I'm not sure I understand your question.

However, you can not replace a 3-way switch with two one way switches.


----------



## hoarea (Apr 11, 2008)

it is not a three way switch. a three way switch would have 2 switches for one light would it not?


----------



## triple D (Apr 11, 2008)

Horea, I'm quite sure what you are describing is a 3-way switch. Check the switch, it should not say on/off on it. If it does, it will be a first for me. A three way will not have any writing on it. The only thing is where is the other end hiding? Sometimes in a remodel I will disable one end by nutting the black and white together and putting a blank on the box. This allows the other end to act as a single pole. See if you can't gather some more info for us, like how many wires are in the light fixture boxes. Maybe we can help you out with some of those old school tricks. Let us know, good luck....


----------



## hoarea (Apr 12, 2008)

ok. i no it is a double switch with two switch lever, a three way switch has only one switch lever.now one lever turns on a ceiling light in the back room and the other lever turns on a outside light. so this is why i am confused. there should be a forth wire.


----------



## Square Eye (Apr 12, 2008)

Someone may have dropped a 3 wire into the box from the last fixture or from a junction box in the ceiling. The switch sounds like a duplex top/bottom switch.
The power most likely comes in on the white and returns on the red and the black. GET A METER. Check it out. If you can't get a meter, turn the breaker off, connect the black and white. Turn the breaker back on and go look to see which light comes on. turn the breaker back off and connect the white and red, breaker back on, check again which light comes on.

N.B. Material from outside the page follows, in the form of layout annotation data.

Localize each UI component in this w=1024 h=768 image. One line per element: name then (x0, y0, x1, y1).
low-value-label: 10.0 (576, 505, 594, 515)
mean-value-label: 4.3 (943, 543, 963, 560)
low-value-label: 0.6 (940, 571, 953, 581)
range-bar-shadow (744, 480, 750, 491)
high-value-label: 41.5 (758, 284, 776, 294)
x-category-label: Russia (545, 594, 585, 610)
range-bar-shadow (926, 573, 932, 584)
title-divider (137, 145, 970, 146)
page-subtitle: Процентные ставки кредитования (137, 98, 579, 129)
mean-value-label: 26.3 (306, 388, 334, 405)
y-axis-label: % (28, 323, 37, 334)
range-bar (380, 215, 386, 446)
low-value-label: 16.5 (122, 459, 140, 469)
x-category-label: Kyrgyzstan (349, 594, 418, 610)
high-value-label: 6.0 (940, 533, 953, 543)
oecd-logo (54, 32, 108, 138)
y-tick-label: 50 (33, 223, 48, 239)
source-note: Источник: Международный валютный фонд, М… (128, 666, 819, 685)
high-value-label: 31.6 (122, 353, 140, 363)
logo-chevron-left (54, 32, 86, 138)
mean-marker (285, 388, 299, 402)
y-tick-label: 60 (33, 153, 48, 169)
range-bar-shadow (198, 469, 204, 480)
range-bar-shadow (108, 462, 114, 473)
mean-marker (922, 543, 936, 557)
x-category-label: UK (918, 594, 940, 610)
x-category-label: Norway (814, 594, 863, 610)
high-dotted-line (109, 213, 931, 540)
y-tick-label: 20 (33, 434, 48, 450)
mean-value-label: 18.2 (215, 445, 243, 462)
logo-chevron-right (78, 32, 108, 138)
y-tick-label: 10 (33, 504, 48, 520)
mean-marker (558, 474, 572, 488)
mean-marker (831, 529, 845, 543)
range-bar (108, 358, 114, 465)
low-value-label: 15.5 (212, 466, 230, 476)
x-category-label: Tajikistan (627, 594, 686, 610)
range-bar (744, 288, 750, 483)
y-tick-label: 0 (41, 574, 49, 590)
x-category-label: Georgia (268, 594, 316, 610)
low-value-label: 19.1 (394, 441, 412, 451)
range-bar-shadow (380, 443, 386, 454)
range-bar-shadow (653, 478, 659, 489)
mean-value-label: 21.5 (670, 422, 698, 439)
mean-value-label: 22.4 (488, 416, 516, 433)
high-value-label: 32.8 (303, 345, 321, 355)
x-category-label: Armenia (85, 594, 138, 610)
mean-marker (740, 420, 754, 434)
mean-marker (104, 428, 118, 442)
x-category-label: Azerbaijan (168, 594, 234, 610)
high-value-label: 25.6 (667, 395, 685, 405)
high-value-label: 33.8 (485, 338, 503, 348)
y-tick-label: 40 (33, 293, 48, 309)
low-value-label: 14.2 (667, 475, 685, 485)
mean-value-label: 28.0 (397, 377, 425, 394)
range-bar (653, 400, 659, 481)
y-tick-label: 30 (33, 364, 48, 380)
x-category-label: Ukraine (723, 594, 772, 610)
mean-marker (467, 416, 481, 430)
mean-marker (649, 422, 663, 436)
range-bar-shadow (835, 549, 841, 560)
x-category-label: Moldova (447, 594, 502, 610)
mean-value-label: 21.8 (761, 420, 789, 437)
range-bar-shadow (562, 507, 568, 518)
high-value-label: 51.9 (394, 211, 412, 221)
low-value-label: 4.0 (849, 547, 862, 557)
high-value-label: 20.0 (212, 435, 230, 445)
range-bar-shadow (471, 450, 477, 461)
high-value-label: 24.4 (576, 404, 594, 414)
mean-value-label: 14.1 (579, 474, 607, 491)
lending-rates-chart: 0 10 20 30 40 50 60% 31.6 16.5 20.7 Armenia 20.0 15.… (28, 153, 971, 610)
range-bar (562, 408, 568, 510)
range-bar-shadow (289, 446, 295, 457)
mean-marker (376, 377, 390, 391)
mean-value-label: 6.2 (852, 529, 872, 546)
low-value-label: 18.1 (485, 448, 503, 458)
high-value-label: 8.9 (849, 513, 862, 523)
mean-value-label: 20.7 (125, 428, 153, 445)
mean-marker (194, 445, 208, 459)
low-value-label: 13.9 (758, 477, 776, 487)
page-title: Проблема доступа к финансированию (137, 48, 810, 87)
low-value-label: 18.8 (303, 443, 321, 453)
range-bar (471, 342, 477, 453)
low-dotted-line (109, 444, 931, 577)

If nothing, turn the breaker back off, then try black to red. One of those wires will work with both lights and that will be your common power source. Pigtail it with 2 leads. Run one to each switch. Then the other 2 wires, one to each switch.


----------



## hoarea (Apr 13, 2008)

thanks for all the help. did what square eye said and it worked fine. white was hot


----------



## Square Eye (Apr 13, 2008)

YAY!!! 

I got ONE right!


----------